Eu acho importante que um corredor — mesmo os menos dedicados e amadores — trabalhe com algum tipo de planejamento para o ano. Esse exercício de planejamento, especialmente se feito com o apoio de um treinador e não apenas baseado nas provas que achamos mais charmosas, ajudam a organizar os objetivos, a carga de treinamentos, as diferentes fases da temporada e as metas que queremos buscar. Planejamento é importante para tudo na vida, mas, ainda assim, precisamos entender que ele não pode e não deve ser encarado como uma ciência exata ou algo imutável. Por quê? Porque a vida, caros leitores, não é novela. Podemos até pretender escrever um script, mas ele jamais será cumprido ao pé da letra. E, sejamos francos, é justamente isso que faz a vida ser divertida e deliciosa.

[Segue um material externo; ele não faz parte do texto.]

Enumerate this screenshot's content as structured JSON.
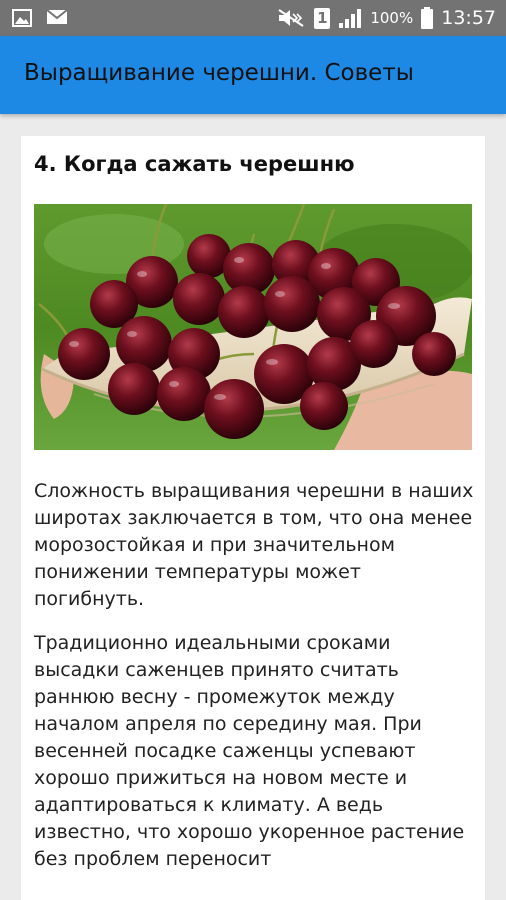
{
  "status_bar": {
    "notification_icons": [
      "image-icon",
      "mail-icon"
    ],
    "system_icons": [
      "mute-icon",
      "sim-1-icon",
      "signal-icon",
      "battery-icon"
    ],
    "sim_label": "1",
    "battery": "100%",
    "time": "13:57"
  },
  "app_bar": {
    "title": "Выращивание черешни. Советы",
    "color": "#1e88e5"
  },
  "article": {
    "heading": "4. Когда сажать черешню",
    "image": "cherries-photo",
    "paragraphs": [
      "Сложность выращивания черешни в наших широтах заключается в том, что она менее морозостойкая и при значительном понижении температуры может погибнуть.",
      "Традиционно идеальными сроками высадки саженцев принято считать раннюю весну - промежуток между началом апреля по середину мая. При весенней посадке саженцы успевают хорошо прижиться на новом месте и адаптироваться к климату. А ведь известно, что хорошо укоренное растение без проблем переносит"
    ]
  }
}
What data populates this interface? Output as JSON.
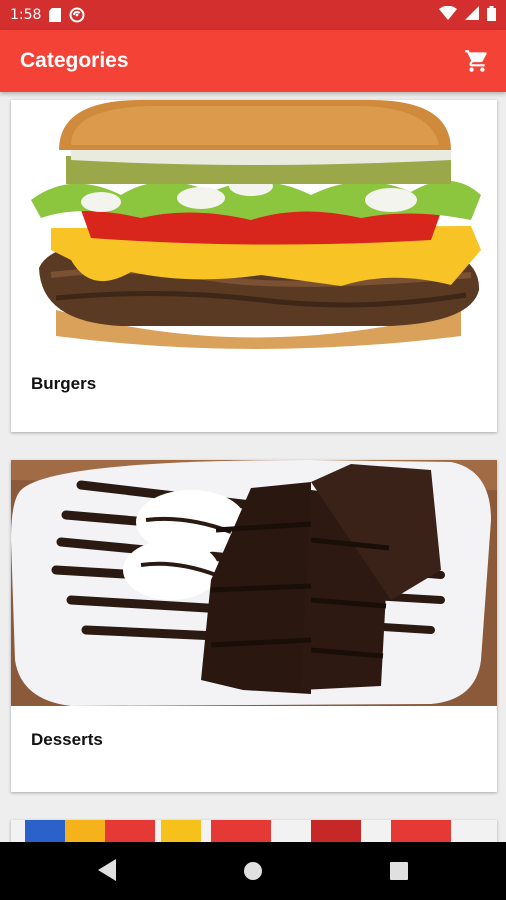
{
  "status_bar": {
    "time": "1:58",
    "icons": [
      "sd-card-icon",
      "sync-icon",
      "wifi-icon",
      "signal-icon",
      "battery-icon"
    ]
  },
  "app_bar": {
    "title": "Categories",
    "cart_icon": "shopping-cart-icon"
  },
  "categories": [
    {
      "label": "Burgers",
      "image": "burger-photo"
    },
    {
      "label": "Desserts",
      "image": "chocolate-cake-photo"
    },
    {
      "label": "",
      "image": "drinks-photo"
    }
  ],
  "nav_bar": {
    "icons": [
      "back-icon",
      "home-icon",
      "recents-icon"
    ]
  },
  "colors": {
    "status_bar": "#d32f2f",
    "app_bar": "#f44336",
    "background": "#eeeeee",
    "nav_bar": "#000000"
  }
}
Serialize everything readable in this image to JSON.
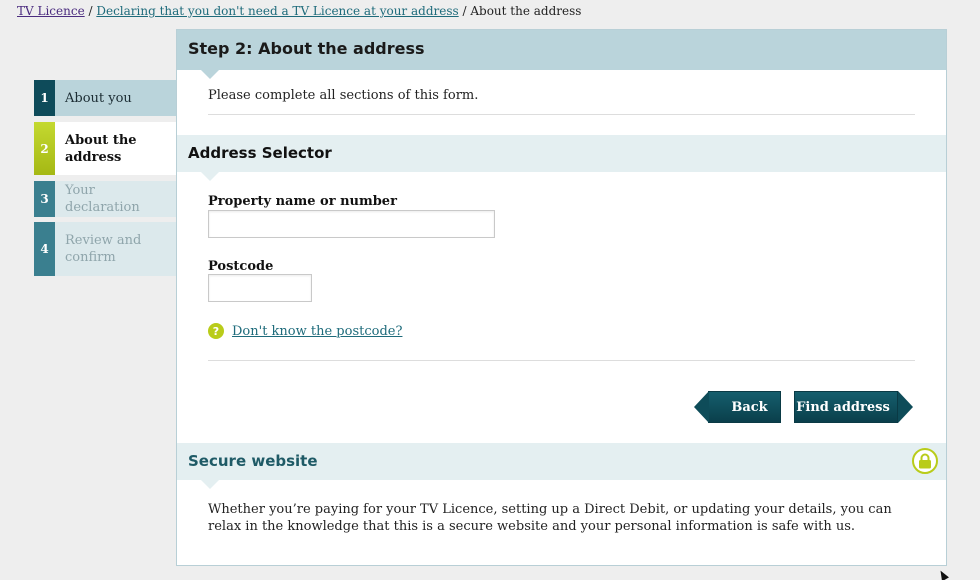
{
  "breadcrumb": {
    "home": "TV Licence",
    "sep1": " / ",
    "parent": "Declaring that you don't need a TV Licence at your address",
    "sep2": " / ",
    "current": "About the address"
  },
  "steps": [
    {
      "num": "1",
      "label": "About you",
      "state": "complete"
    },
    {
      "num": "2",
      "label": "About the address",
      "state": "current"
    },
    {
      "num": "3",
      "label": "Your declaration",
      "state": "upcoming"
    },
    {
      "num": "4",
      "label": "Review and confirm",
      "state": "upcoming"
    }
  ],
  "main": {
    "step_title": "Step 2: About the address",
    "intro": "Please complete all sections of this form.",
    "section_title": "Address Selector",
    "fields": {
      "property_label": "Property name or number",
      "property_value": "",
      "postcode_label": "Postcode",
      "postcode_value": ""
    },
    "help_icon_glyph": "?",
    "help_link": "Don't know the postcode?",
    "back_button": "Back",
    "find_button": "Find address"
  },
  "secure": {
    "title": "Secure website",
    "text": "Whether you’re paying for your TV Licence, setting up a Direct Debit, or updating your details, you can relax in the knowledge that this is a secure website and your personal information is safe with us.",
    "icon": "lock-icon"
  },
  "colors": {
    "brand_dark": "#0e4b5a",
    "accent_green": "#b9cc1a",
    "header_blue": "#bad4db",
    "section_blue": "#e4eff1"
  }
}
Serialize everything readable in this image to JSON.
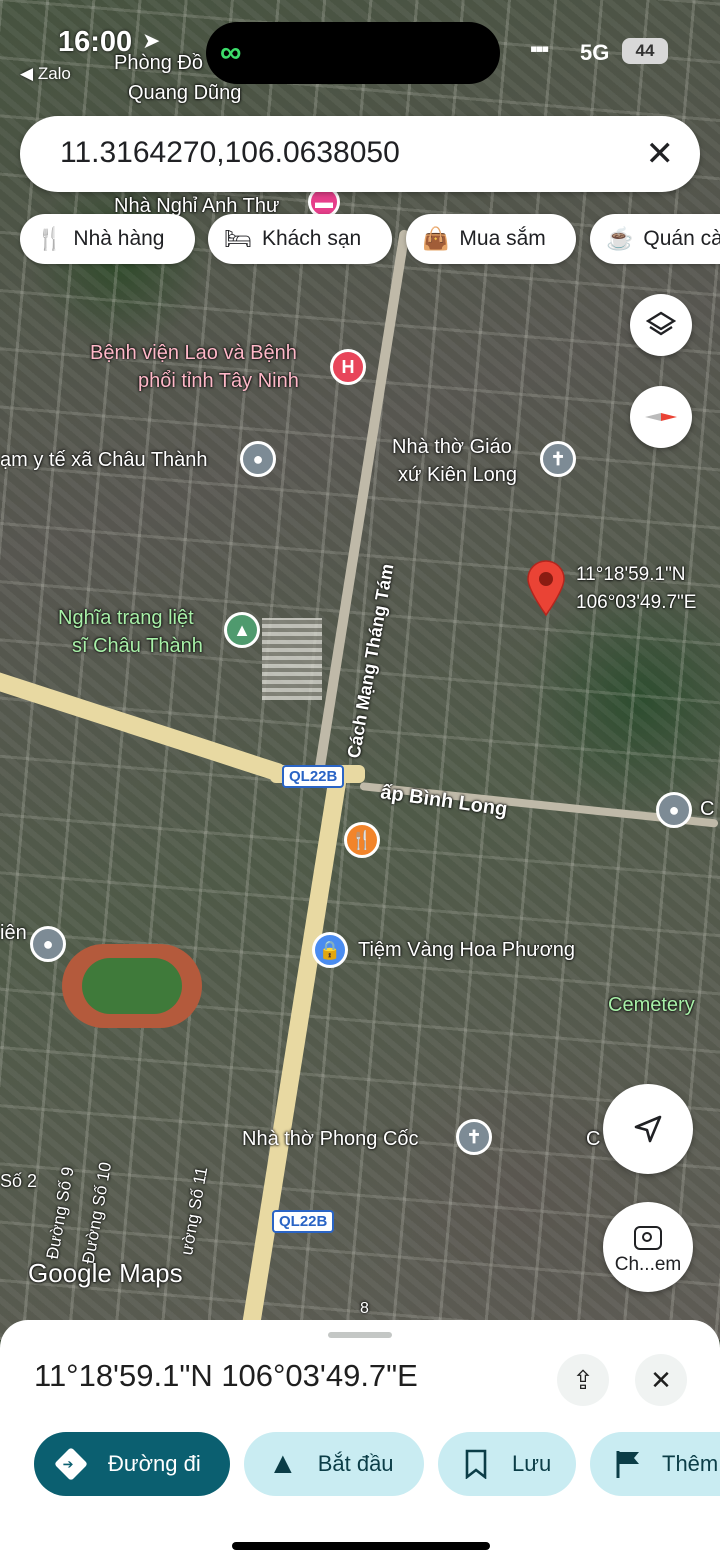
{
  "status": {
    "time": "16:00",
    "back_app": "Zalo",
    "network": "5G",
    "battery": "44"
  },
  "search": {
    "query": "11.3164270,106.0638050"
  },
  "chips": [
    {
      "icon": "restaurant-icon",
      "label": "Nhà hàng"
    },
    {
      "icon": "hotel-icon",
      "label": "Khách sạn"
    },
    {
      "icon": "shopping-bag-icon",
      "label": "Mua sắm"
    },
    {
      "icon": "cafe-icon",
      "label": "Quán cà phê"
    }
  ],
  "map": {
    "labels": {
      "phong_do": "Phòng Đồ",
      "quang_dung": "Quang Dũng",
      "nha_nghi": "Nhà Nghỉ Anh Thư",
      "hospital_1": "Bệnh viện Lao và Bệnh",
      "hospital_2": "phổi tỉnh Tây Ninh",
      "tram_yte": "ạm y tế xã Châu Thành",
      "church_1": "Nhà thờ Giáo",
      "church_2": "xứ Kiên Long",
      "cemetery_1": "Nghĩa trang liệt",
      "cemetery_2": "sĩ Châu Thành",
      "street_cmtt": "Cách Mạng Tháng Tám",
      "ap_binh_long": "ấp Bình Long",
      "jewelry": "Tiệm Vàng Hoa Phương",
      "cemetery_en": "Cemetery",
      "church_phong_coc": "Nhà thờ Phong Cốc",
      "duong_so_9": "Đường Số 9",
      "duong_so_10": "Đường Số 10",
      "duong_so_11": "ường Số 11",
      "so_2": "Số 2",
      "ien": "iên",
      "c_right": "C",
      "c_right2": "C",
      "num_8": "8",
      "watermark": "Google Maps"
    },
    "pin": {
      "lat": "11°18'59.1\"N",
      "lng": "106°03'49.7\"E",
      "color": "#ea4335"
    },
    "route_shields": [
      "QL22B",
      "QL22B"
    ],
    "camera_label": "Ch...em"
  },
  "sheet": {
    "coordinates": "11°18'59.1\"N 106°03'49.7\"E",
    "actions": [
      {
        "label": "Đường đi",
        "icon": "directions-icon",
        "primary": true
      },
      {
        "label": "Bắt đầu",
        "icon": "navigation-icon",
        "primary": false
      },
      {
        "label": "Lưu",
        "icon": "bookmark-icon",
        "primary": false
      },
      {
        "label": "Thêm",
        "icon": "flag-icon",
        "primary": false
      }
    ]
  },
  "colors": {
    "primary_button": "#0b5f70",
    "secondary_button": "#c9ecf2",
    "pin_red": "#ea4335",
    "road_yellow": "#e8d9a2"
  }
}
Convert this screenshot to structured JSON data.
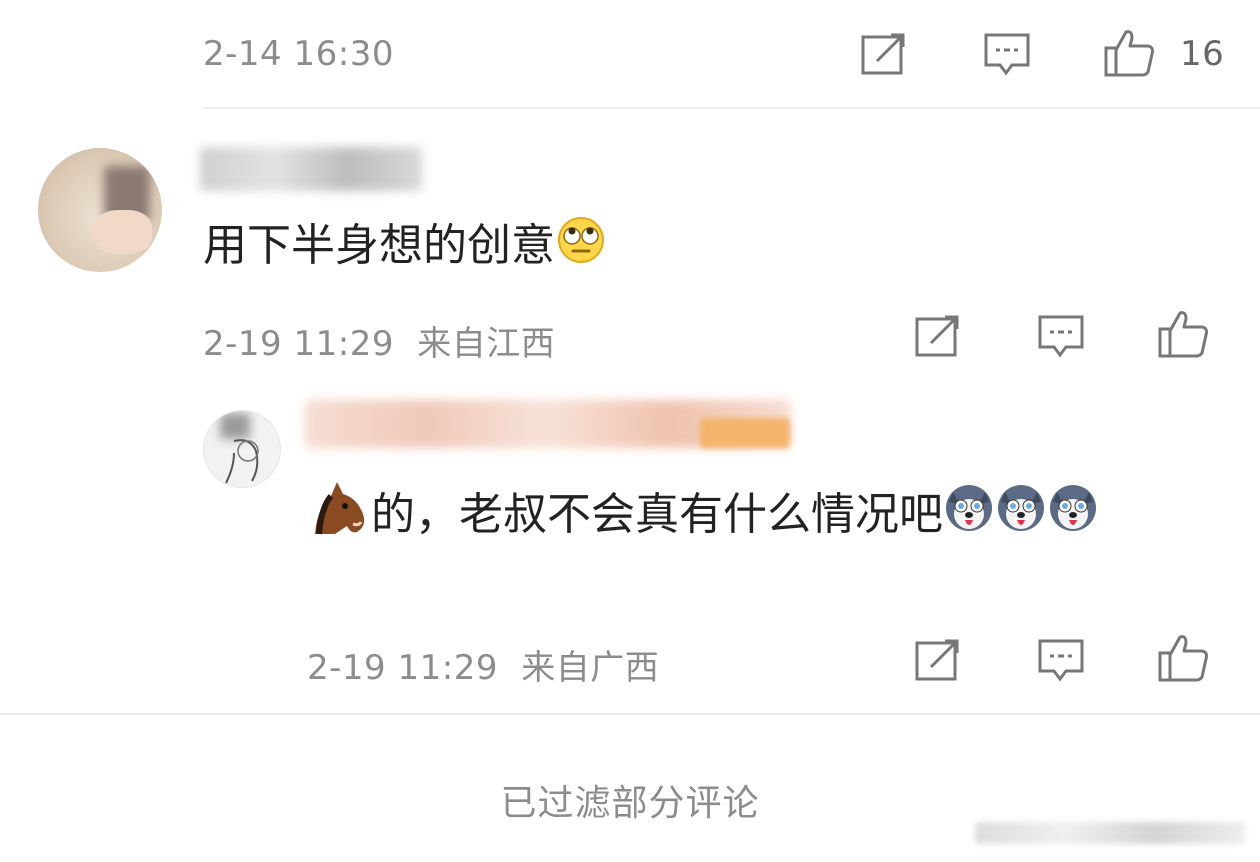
{
  "top_row": {
    "time": "2-14 16:30",
    "like_count": "16"
  },
  "comment1": {
    "text": "用下半身想的创意",
    "time": "2-19 11:29",
    "location": "来自江西"
  },
  "reply1": {
    "text": "的，老叔不会真有什么情况吧",
    "time": "2-19 11:29",
    "location": "来自广西"
  },
  "footer": {
    "filtered_notice": "已过滤部分评论"
  },
  "colors": {
    "meta_gray": "#8c8c8c",
    "icon_gray": "#777777",
    "divider": "#eeeeee"
  },
  "icons": [
    "share-icon",
    "comment-icon",
    "like-icon",
    "rolling-eyes-emoji",
    "horse-emoji",
    "husky-emoji"
  ]
}
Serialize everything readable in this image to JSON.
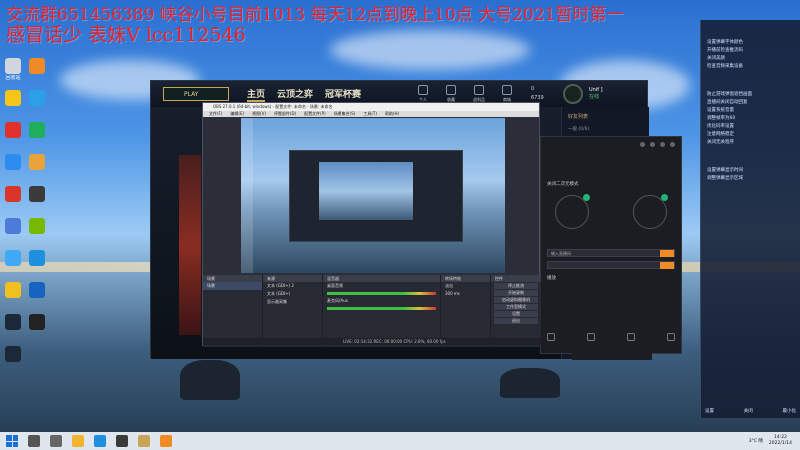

Eu, que sou metido a escrever, deveria ser um pouquinho melhor na arte dos scripts para a vida. Mas sou justamente o contrário. Quase todas as vezes que me propus a fazer uma grande temporada ou atingir o personal best numa prova, acabei decepcionado. Por outro lado, meus melhores tempos normalmente saem em provas nas quais cheguei sem grandes expectativas. A pressão que coloco sobre mim mesmo, ao que tudo indica, pode estar sendo muito mais uma barreira do que um elemento de motivação. E aqui vale dizer que mesmo o corredor que não sente essa pressão e tende a ser mais disciplinado do que eu será forçado, mais cedo ou mais tarde, a lidar com a frustração de seus planos. Porque planos, embora importantes, parecem existir para serem frustrados.
Uma nova etapa na vida profissional, um novo relacionamento, um filho que chega ao mundo, novos projetos que surgem no horizonte e até mesmo a mais imprevisível de todas as imprevisibilidades — uma contusão — são coisas que podem mudar nossos planos. Podem, e vão mudar. Não se iludam. A vida não tem rascunho, nem ensaio, nem versão beta. Ela simplesmente acontece, das mais variadas e surpreendentes maneiras. Por isso, fica aqui registrado o conselho de um cara e corredor que acaba de fazer 50 anos, idade que para muitos significa o ápice da razão, mas que prefere encará-la apenas como mais uma razão para usar um pouquinho menos a dita cuja: planejem-se para conviver com o fato de que seus planos nem sempre serão cumpridos. Porque pior do que a frustração de um projeto não concretizado, só mesmo o desespero destrutivo dos que não se conformam com as surpresas que a vida vai largando em cada quilômetro da pista de treino, para ver se a gente tropeça.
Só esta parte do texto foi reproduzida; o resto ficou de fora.